Smart USA says the Insurance Institute's test dramatized a kind of collision that is "rare and extreme," representing less than 1% of all real-world crashes.
The challenge confronting the industry and its regulators will be how to break free of the "bigger and heavier equals safer" formula that the IIHS video represents, and which the auto industry has long used to argue against higher fuel-efficiency targets that threatened their profitable large vehicles.
The insurance group says one answer is to encourage more midsize vehicles that use advanced technology to boost fuel efficiency to minicar levels. The IIHS cites cars such as the Toyota Camry hybrid; European diesel technology could achieve a similar goal. The overall driver death rate in midsize cars is 23% lower than for minicars, the group says. The downside for consumers: Hybrids and diesels cost more.

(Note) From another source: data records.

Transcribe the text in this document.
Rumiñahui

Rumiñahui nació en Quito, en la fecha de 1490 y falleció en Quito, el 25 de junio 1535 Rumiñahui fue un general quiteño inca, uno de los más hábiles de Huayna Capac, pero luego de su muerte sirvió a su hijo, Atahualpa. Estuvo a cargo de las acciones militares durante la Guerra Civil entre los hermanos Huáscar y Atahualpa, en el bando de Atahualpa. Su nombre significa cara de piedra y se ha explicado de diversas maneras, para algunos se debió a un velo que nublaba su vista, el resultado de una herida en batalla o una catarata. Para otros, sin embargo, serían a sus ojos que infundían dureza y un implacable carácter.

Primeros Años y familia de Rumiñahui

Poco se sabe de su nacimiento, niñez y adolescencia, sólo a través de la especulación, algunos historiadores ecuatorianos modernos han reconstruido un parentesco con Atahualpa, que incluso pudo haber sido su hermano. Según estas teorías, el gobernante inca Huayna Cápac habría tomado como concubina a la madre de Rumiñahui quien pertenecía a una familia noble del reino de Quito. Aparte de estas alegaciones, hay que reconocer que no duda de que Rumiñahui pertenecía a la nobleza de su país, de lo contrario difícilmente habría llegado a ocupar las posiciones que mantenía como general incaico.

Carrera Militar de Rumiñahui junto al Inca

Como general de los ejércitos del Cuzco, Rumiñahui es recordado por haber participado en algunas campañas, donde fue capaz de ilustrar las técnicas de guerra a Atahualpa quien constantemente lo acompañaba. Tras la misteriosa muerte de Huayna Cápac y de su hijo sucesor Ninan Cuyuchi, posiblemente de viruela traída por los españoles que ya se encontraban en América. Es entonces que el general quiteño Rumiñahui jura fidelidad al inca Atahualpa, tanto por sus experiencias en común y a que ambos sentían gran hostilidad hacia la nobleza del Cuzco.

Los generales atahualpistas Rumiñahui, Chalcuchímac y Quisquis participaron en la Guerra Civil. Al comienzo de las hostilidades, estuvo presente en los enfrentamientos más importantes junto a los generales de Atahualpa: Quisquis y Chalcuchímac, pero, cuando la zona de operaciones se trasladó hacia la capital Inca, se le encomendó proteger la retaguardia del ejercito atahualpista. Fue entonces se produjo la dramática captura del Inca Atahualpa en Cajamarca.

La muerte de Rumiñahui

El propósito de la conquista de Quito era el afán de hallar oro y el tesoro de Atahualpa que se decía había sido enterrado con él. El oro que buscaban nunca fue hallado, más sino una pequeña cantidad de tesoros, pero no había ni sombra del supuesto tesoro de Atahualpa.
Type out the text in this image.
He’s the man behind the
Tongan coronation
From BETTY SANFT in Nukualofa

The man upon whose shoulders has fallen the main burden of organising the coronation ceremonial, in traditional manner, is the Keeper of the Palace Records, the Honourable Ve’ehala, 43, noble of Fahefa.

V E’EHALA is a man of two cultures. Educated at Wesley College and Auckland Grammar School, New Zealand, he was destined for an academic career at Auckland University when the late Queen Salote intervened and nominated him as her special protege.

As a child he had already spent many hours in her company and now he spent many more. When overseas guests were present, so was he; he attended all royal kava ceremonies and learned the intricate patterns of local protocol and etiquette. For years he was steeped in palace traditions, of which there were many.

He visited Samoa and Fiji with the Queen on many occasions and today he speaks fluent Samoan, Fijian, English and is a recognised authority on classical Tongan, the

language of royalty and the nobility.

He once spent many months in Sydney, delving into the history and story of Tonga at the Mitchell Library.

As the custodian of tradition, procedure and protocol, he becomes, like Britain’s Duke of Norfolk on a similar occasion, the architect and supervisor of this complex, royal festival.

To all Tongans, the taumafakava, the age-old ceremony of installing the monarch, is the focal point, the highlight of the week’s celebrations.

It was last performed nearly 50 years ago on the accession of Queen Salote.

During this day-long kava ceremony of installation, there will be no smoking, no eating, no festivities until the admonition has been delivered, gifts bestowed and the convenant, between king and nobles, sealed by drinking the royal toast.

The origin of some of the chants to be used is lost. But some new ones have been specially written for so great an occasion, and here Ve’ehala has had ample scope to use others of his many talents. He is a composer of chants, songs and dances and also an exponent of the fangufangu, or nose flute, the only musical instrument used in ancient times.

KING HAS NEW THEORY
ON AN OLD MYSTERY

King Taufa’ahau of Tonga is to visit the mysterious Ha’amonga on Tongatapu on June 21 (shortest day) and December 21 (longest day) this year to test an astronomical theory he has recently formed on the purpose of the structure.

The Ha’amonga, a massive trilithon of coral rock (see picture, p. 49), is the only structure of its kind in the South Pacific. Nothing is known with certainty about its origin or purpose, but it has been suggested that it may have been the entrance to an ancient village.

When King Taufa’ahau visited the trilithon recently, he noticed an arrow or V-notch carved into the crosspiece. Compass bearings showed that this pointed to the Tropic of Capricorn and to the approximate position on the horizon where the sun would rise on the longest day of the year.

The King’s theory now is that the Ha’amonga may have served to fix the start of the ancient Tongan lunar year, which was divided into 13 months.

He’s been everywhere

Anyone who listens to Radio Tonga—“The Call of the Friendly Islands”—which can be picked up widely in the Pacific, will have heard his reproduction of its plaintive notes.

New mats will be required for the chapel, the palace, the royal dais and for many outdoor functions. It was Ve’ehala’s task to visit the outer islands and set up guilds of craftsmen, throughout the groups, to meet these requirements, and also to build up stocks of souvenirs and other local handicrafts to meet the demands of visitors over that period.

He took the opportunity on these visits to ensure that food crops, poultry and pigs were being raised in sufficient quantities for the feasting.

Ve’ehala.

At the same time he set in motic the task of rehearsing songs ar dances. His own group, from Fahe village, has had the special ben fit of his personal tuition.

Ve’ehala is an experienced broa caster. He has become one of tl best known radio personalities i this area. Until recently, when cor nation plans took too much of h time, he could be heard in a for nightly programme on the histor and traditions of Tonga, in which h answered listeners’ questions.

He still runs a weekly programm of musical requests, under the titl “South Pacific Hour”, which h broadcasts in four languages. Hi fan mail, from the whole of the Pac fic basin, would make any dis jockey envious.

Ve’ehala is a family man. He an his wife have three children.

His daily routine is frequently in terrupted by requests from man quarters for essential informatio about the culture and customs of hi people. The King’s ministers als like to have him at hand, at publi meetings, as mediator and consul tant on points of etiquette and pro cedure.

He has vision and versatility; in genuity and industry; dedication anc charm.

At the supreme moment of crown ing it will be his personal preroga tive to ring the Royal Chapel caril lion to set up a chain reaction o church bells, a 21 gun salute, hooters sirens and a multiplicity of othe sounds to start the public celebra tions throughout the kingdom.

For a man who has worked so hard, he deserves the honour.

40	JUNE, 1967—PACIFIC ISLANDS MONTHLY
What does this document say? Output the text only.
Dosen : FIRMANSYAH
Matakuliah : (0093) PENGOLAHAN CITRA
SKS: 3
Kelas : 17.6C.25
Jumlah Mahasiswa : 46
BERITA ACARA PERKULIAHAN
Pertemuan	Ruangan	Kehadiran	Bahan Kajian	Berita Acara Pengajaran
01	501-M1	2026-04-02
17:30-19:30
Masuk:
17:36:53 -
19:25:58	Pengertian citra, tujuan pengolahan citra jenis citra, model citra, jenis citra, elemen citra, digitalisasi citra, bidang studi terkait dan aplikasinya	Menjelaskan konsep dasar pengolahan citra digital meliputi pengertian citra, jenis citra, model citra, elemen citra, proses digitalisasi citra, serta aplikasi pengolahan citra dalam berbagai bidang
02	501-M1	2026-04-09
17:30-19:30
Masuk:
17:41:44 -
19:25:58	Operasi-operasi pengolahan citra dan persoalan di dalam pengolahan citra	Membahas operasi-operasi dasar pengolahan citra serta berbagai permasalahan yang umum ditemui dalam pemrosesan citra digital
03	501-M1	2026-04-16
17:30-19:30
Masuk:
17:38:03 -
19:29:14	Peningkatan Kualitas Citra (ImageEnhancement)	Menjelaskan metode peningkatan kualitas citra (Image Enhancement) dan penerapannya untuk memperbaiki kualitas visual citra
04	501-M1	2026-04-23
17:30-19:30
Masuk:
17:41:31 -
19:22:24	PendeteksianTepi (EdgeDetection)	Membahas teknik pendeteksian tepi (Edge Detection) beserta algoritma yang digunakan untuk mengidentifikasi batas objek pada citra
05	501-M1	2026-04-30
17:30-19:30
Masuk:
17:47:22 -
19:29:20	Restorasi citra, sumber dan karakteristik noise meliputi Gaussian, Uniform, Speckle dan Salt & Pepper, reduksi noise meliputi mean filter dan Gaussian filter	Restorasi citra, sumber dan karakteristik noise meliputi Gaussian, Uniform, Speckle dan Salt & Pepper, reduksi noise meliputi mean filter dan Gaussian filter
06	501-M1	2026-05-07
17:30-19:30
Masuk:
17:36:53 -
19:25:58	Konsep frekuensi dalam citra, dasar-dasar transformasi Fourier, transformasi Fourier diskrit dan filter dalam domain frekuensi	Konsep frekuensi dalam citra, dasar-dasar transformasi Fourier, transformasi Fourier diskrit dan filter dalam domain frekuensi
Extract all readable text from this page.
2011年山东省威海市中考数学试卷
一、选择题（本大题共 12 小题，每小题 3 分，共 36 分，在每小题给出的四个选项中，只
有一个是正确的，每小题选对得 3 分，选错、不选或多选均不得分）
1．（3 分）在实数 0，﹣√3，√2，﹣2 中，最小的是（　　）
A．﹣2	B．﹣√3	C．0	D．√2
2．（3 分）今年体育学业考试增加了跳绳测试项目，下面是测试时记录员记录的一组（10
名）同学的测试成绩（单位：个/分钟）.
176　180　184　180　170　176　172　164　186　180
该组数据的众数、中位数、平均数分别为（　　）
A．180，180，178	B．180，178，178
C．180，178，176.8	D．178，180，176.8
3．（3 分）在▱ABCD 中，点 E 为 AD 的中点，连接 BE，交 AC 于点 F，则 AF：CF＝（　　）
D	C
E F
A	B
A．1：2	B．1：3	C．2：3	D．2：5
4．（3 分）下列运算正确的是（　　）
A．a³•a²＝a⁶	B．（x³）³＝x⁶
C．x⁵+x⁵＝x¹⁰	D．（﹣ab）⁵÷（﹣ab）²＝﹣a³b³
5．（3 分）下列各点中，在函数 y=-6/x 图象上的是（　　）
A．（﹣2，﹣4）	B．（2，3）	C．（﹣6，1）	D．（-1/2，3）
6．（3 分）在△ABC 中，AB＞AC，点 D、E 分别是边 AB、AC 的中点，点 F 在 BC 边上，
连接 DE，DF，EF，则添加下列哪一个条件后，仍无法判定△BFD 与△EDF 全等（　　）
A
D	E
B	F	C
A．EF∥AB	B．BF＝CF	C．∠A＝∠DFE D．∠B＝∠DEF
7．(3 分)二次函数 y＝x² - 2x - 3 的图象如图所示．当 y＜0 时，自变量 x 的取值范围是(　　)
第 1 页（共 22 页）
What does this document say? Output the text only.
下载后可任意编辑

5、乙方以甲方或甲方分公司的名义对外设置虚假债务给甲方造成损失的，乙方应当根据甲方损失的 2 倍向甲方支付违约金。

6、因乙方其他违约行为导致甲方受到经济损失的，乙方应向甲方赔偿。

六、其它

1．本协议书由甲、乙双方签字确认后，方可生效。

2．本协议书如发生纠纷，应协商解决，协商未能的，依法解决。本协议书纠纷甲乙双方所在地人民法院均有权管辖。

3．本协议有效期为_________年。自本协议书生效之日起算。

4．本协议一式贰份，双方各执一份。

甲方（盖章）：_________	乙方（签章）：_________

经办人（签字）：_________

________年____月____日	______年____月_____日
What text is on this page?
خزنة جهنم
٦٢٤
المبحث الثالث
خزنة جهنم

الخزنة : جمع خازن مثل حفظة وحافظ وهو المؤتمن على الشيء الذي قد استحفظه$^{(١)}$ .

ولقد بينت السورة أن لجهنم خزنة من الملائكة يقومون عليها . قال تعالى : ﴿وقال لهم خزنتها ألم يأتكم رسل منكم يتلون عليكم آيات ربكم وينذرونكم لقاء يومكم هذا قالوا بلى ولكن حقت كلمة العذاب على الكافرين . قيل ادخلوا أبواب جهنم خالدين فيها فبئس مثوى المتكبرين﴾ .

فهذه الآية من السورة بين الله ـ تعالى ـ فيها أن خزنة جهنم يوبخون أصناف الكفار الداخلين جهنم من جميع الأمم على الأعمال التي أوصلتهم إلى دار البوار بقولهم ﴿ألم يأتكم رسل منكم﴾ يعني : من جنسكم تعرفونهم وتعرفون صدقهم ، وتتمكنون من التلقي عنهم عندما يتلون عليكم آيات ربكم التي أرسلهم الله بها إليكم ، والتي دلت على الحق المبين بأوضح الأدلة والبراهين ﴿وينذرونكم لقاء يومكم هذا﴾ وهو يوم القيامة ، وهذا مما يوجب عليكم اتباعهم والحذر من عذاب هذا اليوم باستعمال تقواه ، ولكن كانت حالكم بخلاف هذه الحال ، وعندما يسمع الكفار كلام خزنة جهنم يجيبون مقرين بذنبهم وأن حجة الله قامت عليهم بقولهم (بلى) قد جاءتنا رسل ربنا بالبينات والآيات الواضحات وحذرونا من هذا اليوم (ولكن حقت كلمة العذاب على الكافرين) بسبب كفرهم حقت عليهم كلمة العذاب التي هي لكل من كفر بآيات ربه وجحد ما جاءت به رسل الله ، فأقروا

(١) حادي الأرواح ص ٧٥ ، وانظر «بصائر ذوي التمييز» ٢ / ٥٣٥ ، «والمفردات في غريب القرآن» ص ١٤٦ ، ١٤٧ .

Mr. Wenzel says auto makers should move even more aggressively to combine smarter engineering and lightweight, high-strength materials such as carbon fiber to create vehicles that can effectively dissipate collision forces, but that weigh less and thus require less fuel per mile.
The government should also require large pickup trucks to be substantially more efficient, which would also likely make them more expensive, Mr. Wenzel says. People who could prove they need a truck for work could get a tax break to offset the added cost, but not people who want to use a truck as a personal commuter vehicle, he says.
"If people want to use trucks as cars," he says, they should be considered "a luxury item."